Hauf-Zachariou U, Blackwood R A, Gunawardena K A, O'Donnell J G, Garnham S, Pfarr E
Department of Clinical Research, Boehringer Mannheim GmbH, Germany.
Eur J Clin Pharmacol. 1997;52(2):95-100. doi: 10.1007/s002280050256.
In a multicentre, double-blind, parallel group study, the anti-anginal and the anti-ischaemic efficacy of 12 weeks of therapy with the vasodilating beta-adrenoceptor-blocker carvedilol 25 mg b.i.d. was compared with verapamil 120 mg t.i.d.
During a 2-week placebo run-in period, patients were required to have two treadmill exercise tests (modified Bruce Protocol) differing by not more than 15% with regard to total exercise time (TET). Of 313 patients enrolled, 248 were randomized and 212 completed the study according to the protocol.
The primary variable TET was analysed using the Cox Proportional Hazards Model to take into account censored values due to the patient stopping the exercise test for reasons other than angina. Forty-three per cent of patients allocated to carvedilol and 36% to verapamil did not stop with angina at the final visit. There was no difference in the TET between the groups, the risk ratio being 1.14 in favour of carvedilol (90% CI 0.85-1.52). TET increased from 378 s at baseline to 436 s at the final visit in the carvedilol group and from 386 to 438 s in the verapamil group. Results for time to angina and time to 1 mm ST-segment depression were similar. Compared to verapamil, carvedilol significantly reduced HR, systolic BP and rate pressure product at peak exercise. Analysis of 48 h Holter monitor data showed a greater reduction of HR and PVCs with carvedilol. Lown grading improved in both groups. Adverse events were reported by 48% (3.2% serious adverse events) of patients taking carvedilol and 58% (5.7% serious adverse events) taking verapamil.

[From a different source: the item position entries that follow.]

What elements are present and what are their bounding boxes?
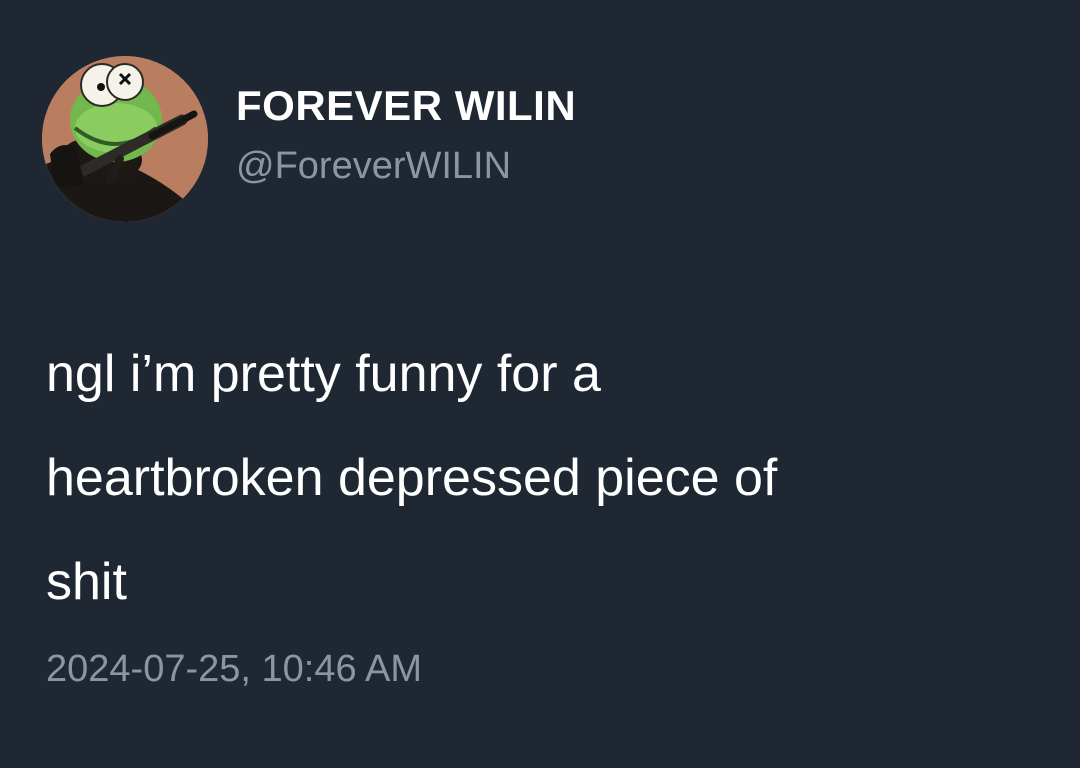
user-handle[interactable]: @ForeverWILIN xyxy=(236,145,511,188)
tweet-text: ngl i’m pretty funny for a heartbroken d… xyxy=(46,345,778,611)
frog-avatar-icon[interactable] xyxy=(42,56,208,222)
tweet-card: FOREVER WILIN @ForeverWILIN ngl i’m pret… xyxy=(0,0,1080,768)
display-name[interactable]: FOREVER WILIN xyxy=(236,82,576,130)
timestamp[interactable]: 2024-07-25, 10:46 AM xyxy=(46,648,422,691)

Carvedilol is at least as effective as verapamil in the management of chronic stable angina and demonstrated a favourable adverse event profile.
在一项多中心、双盲、平行组研究中,比较了血管舒张性β肾上腺素受体阻滞剂卡维地洛25mg每日两次治疗12周的抗心绞痛和抗缺血疗效与维拉帕米120mg每日三次的疗效。
在为期2周的安慰剂导入期内,要求患者进行两次平板运动试验(改良Bruce方案),总运动时间(TET)相差不超过15%。在纳入的313例患者中,248例被随机分组,212例按方案完成了研究。
使用Cox比例风险模型分析主要变量TET,以考虑因患者因非心绞痛原因停止运动试验而产生的删失值。分配到卡维地洛组的患者中有43%以及分配到维拉帕米组的患者中有36%在最后一次访视时并非因心绞痛而停止试验。两组之间的TET无差异,风险比为1.14,有利于卡维地洛(90%可信区间0.85 - 1.52)。卡维地洛组的TET从基线时的378秒增加到最后一次访视时的436秒,维拉帕米组从386秒增加到438秒。心绞痛发作时间和ST段压低1mm的时间结果相似。与维拉帕米相比,卡维地洛在运动高峰时显著降低心率、收缩压和心率血压乘积。对48小时动态心电图监测数据的分析显示,卡维地洛对心率和室性早搏的降低幅度更大。两组的Lown分级均有所改善。服用卡维地洛的患者中有48%(严重不良事件为3.2%)报告了不良事件,服用维拉帕米的患者中有58%(严重不良事件为5.7%)报告了不良事件。
卡维地洛在治疗慢性稳定型心绞痛方面至少与维拉帕米一样有效,并显示出良好的不良事件谱。